Exposition Amadou l’audacieux, Suzi Pilet et Alexis Peiry, 7 albums photographiques, 1951-1959, Espace Arlaud, place de la Riponne 2bis Lausanne, du 7 mai au 21 juillet, me-ve: 12h-18h / sa-di: 11h-17h

P.-S. Pour accéder à l’exposition, je déconseille de passer par la place Arlaud, si chaleureuse et si vivante dans la pénombre traversée par les lumières du théâtre Boulimie, les soirs de représentation. En plein jour, c’est une scène lugubre et vide, jonchée de bouteilles cassées, de papiers gras, de restes de nourriture. Les tags et les graffs dessinés à grands traits sur les portes et les volets clos du bâtiment d’en face sont les signatures des canailles qui rendent ce lieu ignoble. Mais le pire est au-delà: emprunter l’escalier qui monte vers la Riponne requiert une solide abnégation, à cause d’une barrière olfactive presque infranchissable: malgré les pluies abondantes des derniers jours, l’odeur d’urine et de vomi est telle qu’on ne gagne l’entrée de l’exposition qu’au prix d’une nausée incoercible.
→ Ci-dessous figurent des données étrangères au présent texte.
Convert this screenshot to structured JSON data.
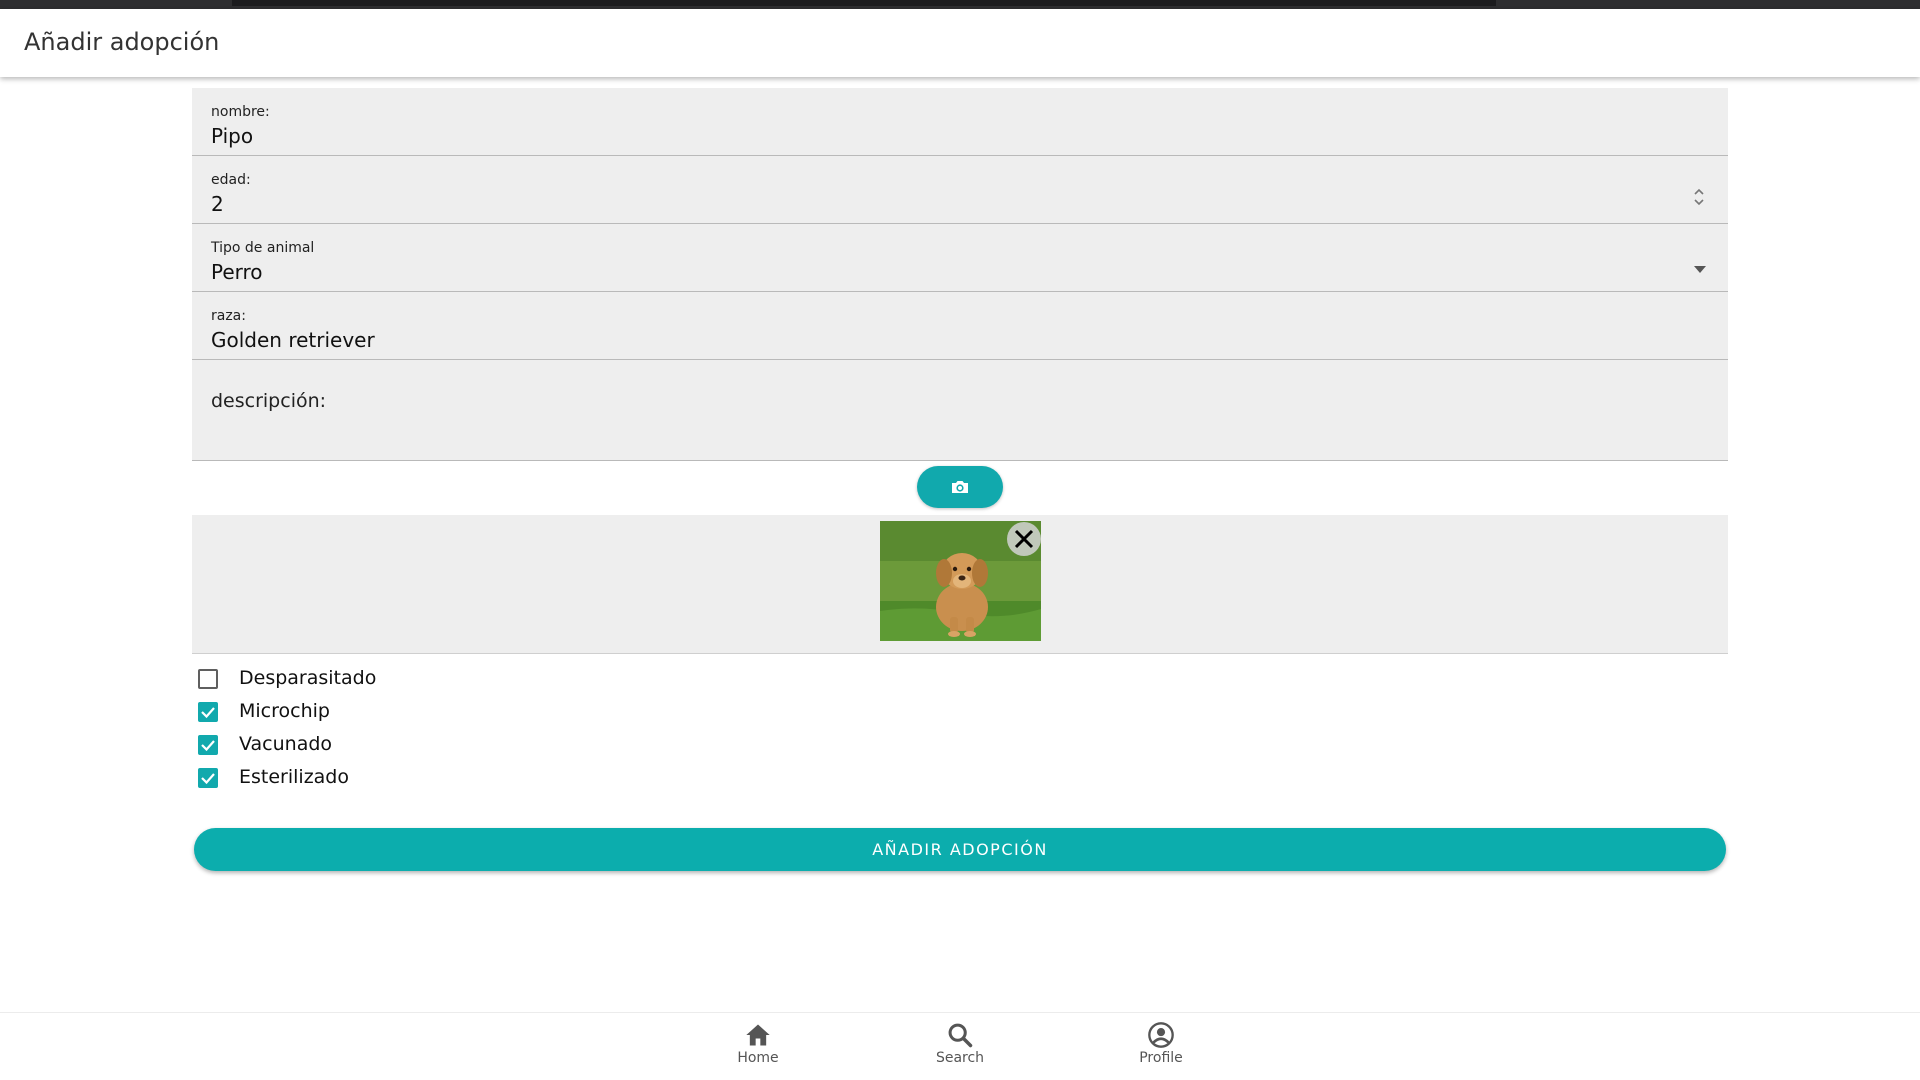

Lausanne souillée, taguée, compissée, ne respecte ni ses charmes ni ses sites. De Séville à Lublin, de Messine à Riga, en quelques décennies, les villes européennes ont été nettoyées, les façades ravalées, les beautés architecturales mises en valeur. Ont été effacés les persistants stigmates de l’après-guerre et du communisme. Partout on est fier d’exhiber des cités pimpantes et proprettes. Chez nous, à cause d’une haine pathologique de la «Suisse propre en ordre», on a pris le chemin inverse et transformé une cité aimable et sûre en cloaque déprimant.